Mercer Wealth’s clients include sovereign wealth funds, family offices, and insurance companies among others.

From its office in Dubai, Mercer also looks after Africa, India and Turkey, where they also see opportunity for growth.

Wealth creation in Middle East and Africa (MEA) grew 8.5 per cent to $8.1 trillion last year from $7.5tn in 2015, higher than last year’s global average of 6 per cent and the second-highest growth in a region after Asia-Pacific which grew 9.9 per cent, according to consultancy Boston Consulting Group (BCG). In the region, where wealth grew just 1.9 per cent in 2015 compared with 2014, a pickup in oil prices has helped in wealth generation.

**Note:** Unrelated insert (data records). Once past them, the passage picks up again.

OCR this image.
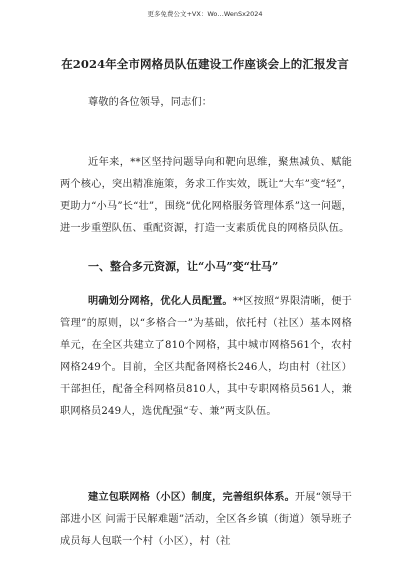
更多免费公文+VX：Wo…WenSx2024
在2024年全市网格员队伍建设工作座谈会上的汇报发言
尊敬的各位领导，同志们：
近年来，**区坚持问题导向和靶向思维，聚焦减负、赋能两个核心，突出精准施策，务求工作实效，既让“大车”变“轻”，更助力“小马”长“壮”，围绕“优化网格服务管理体系”这一问题，进一步重塑队伍、重配资源，打造一支素质优良的网格员队伍。
一、整合多元资源，让“小马”变“壮马”
明确划分网格，优化人员配置。**区按照“界限清晰，便于管理”的原则，以“多格合一”为基础，依托村（社区）基本网格单元，在全区共建立了810个网格，其中城市网格561个，农村网格249个。目前，全区共配备网格长246人，均由村（社区）干部担任，配备全科网格员810人，其中专职网格员561人，兼职网格员249人，选优配强“专、兼”两支队伍。
建立包联网格（小区）制度，完善组织体系。开展“领导干部进小区 问需于民解难题”活动，全区各乡镇（街道）领导班子成员每人包联一个村（小区），村（社
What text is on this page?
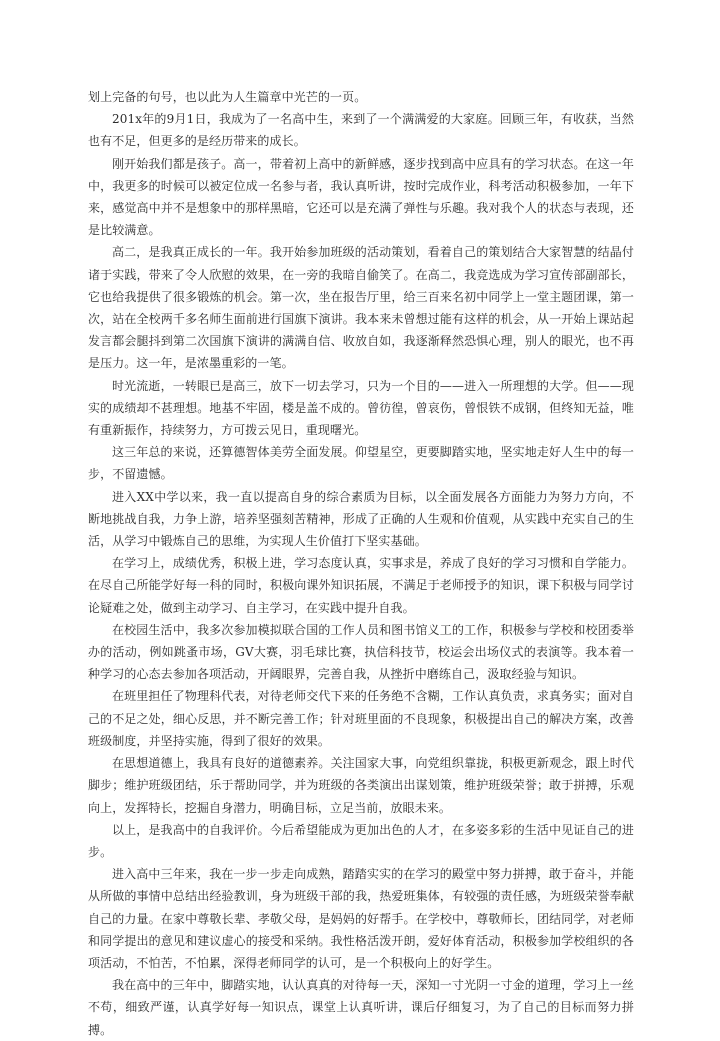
划上完备的句号，也以此为人生篇章中光芒的一页。

201x年的9月1日，我成为了一名高中生，来到了一个满满爱的大家庭。回顾三年，有收获，当然也有不足，但更多的是经历带来的成长。

刚开始我们都是孩子。高一，带着初上高中的新鲜感，逐步找到高中应具有的学习状态。在这一年中，我更多的时候可以被定位成一名参与者，我认真听讲，按时完成作业，科考活动积极参加，一年下来，感觉高中并不是想象中的那样黑暗，它还可以是充满了弹性与乐趣。我对我个人的状态与表现，还是比较满意。

高二，是我真正成长的一年。我开始参加班级的活动策划，看着自己的策划结合大家智慧的结晶付诸于实践，带来了令人欣慰的效果，在一旁的我暗自偷笑了。在高二，我竞选成为学习宣传部副部长，它也给我提供了很多锻炼的机会。第一次，坐在报告厅里，给三百来名初中同学上一堂主题团课，第一次，站在全校两千多名师生面前进行国旗下演讲。我本来未曾想过能有这样的机会，从一开始上课站起发言都会腿抖到第二次国旗下演讲的满满自信、收放自如，我逐渐释然恐惧心理，别人的眼光，也不再是压力。这一年，是浓墨重彩的一笔。

时光流逝，一转眼已是高三，放下一切去学习，只为一个目的——进入一所理想的大学。但——现实的成绩却不甚理想。地基不牢固，楼是盖不成的。曾彷徨，曾哀伤，曾恨铁不成钢，但终知无益，唯有重新振作，持续努力，方可拨云见日，重现曙光。

这三年总的来说，还算德智体美劳全面发展。仰望星空，更要脚踏实地，坚实地走好人生中的每一步，不留遗憾。

进入XX中学以来，我一直以提高自身的综合素质为目标，以全面发展各方面能力为努力方向，不断地挑战自我，力争上游，培养坚强刻苦精神，形成了正确的人生观和价值观，从实践中充实自己的生活，从学习中锻炼自己的思维，为实现人生价值打下坚实基础。

在学习上，成绩优秀，积极上进，学习态度认真，实事求是，养成了良好的学习习惯和自学能力。在尽自己所能学好每一科的同时，积极向课外知识拓展，不满足于老师授予的知识，课下积极与同学讨论疑难之处，做到主动学习、自主学习，在实践中提升自我。

在校园生活中，我多次参加模拟联合国的工作人员和图书馆义工的工作，积极参与学校和校团委举办的活动，例如跳蚤市场，GV大赛，羽毛球比赛，执信科技节，校运会出场仪式的表演等。我本着一种学习的心态去参加各项活动，开阔眼界，完善自我，从挫折中磨练自己，汲取经验与知识。

在班里担任了物理科代表，对待老师交代下来的任务绝不含糊，工作认真负责，求真务实；面对自己的不足之处，细心反思，并不断完善工作；针对班里面的不良现象，积极提出自己的解决方案，改善班级制度，并坚持实施，得到了很好的效果。

在思想道德上，我具有良好的道德素养。关注国家大事，向党组织靠拢，积极更新观念，跟上时代脚步；维护班级团结，乐于帮助同学，并为班级的各类演出出谋划策，维护班级荣誉；敢于拼搏，乐观向上，发挥特长，挖掘自身潜力，明确目标，立足当前，放眼未来。

以上，是我高中的自我评价。今后希望能成为更加出色的人才，在多姿多彩的生活中见证自己的进步。

进入高中三年来，我在一步一步走向成熟，踏踏实实的在学习的殿堂中努力拼搏，敢于奋斗，并能从所做的事情中总结出经验教训，身为班级干部的我，热爱班集体，有较强的责任感，为班级荣誉奉献自己的力量。在家中尊敬长辈、孝敬父母，是妈妈的好帮手。在学校中，尊敬师长，团结同学，对老师和同学提出的意见和建议虚心的接受和采纳。我性格活泼开朗，爱好体育活动，积极参加学校组织的各项活动，不怕苦，不怕累，深得老师同学的认可，是一个积极向上的好学生。

我在高中的三年中，脚踏实地，认认真真的对待每一天，深知一寸光阴一寸金的道理，学习上一丝不苟，细致严谨，认真学好每一知识点，课堂上认真听讲，课后仔细复习，为了自己的目标而努力拼搏。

BCG is forecasting MEA wealth will rise to $12tn by 2021, growing at an annual average of 8 per cent.

Drivers of wealth generation in the region will be split evenly between new wealth creation and growth of performance of existing assets, according to BCG.

Another general trend in the region is clients’ looking for a comprehensive approach to investing, according to Mr AbuShaban.

“Institutional investors or some of the families are seeing a slowdown in the available capital they have to invest and in that sense they are looking at optimizing the way they manage their portfolios and making sure they are not investing haphazardly and different parts of their investment are working together,” said Mr AbuShaban.

Some clients also have a higher appetite for risk, given the low interest-rate environment that does not provide enough yield for some institutional investors. These clients are keen to invest in illiquid assets, such as private equity and infrastructure.

“What we have seen is a desire for higher returns in what has been a low-return environment specifically in various fixed income or bonds,” he said.

“In this environment, we have seen a de facto increase in the risk that clients are taking in things like illiquid investments, private equity investments, infrastructure and private debt, those kind of investments were higher illiquidity results in incrementally higher returns.”

The Abu Dhabi Investment Authority, one of the largest sovereign wealth funds, said in its 2016 report that has gradually increased its exposure in direct private equity and private credit transactions, mainly in Asian markets and especially in China and India. The authority’s private equity department focused on structured equities owing to “their defensive characteristics.”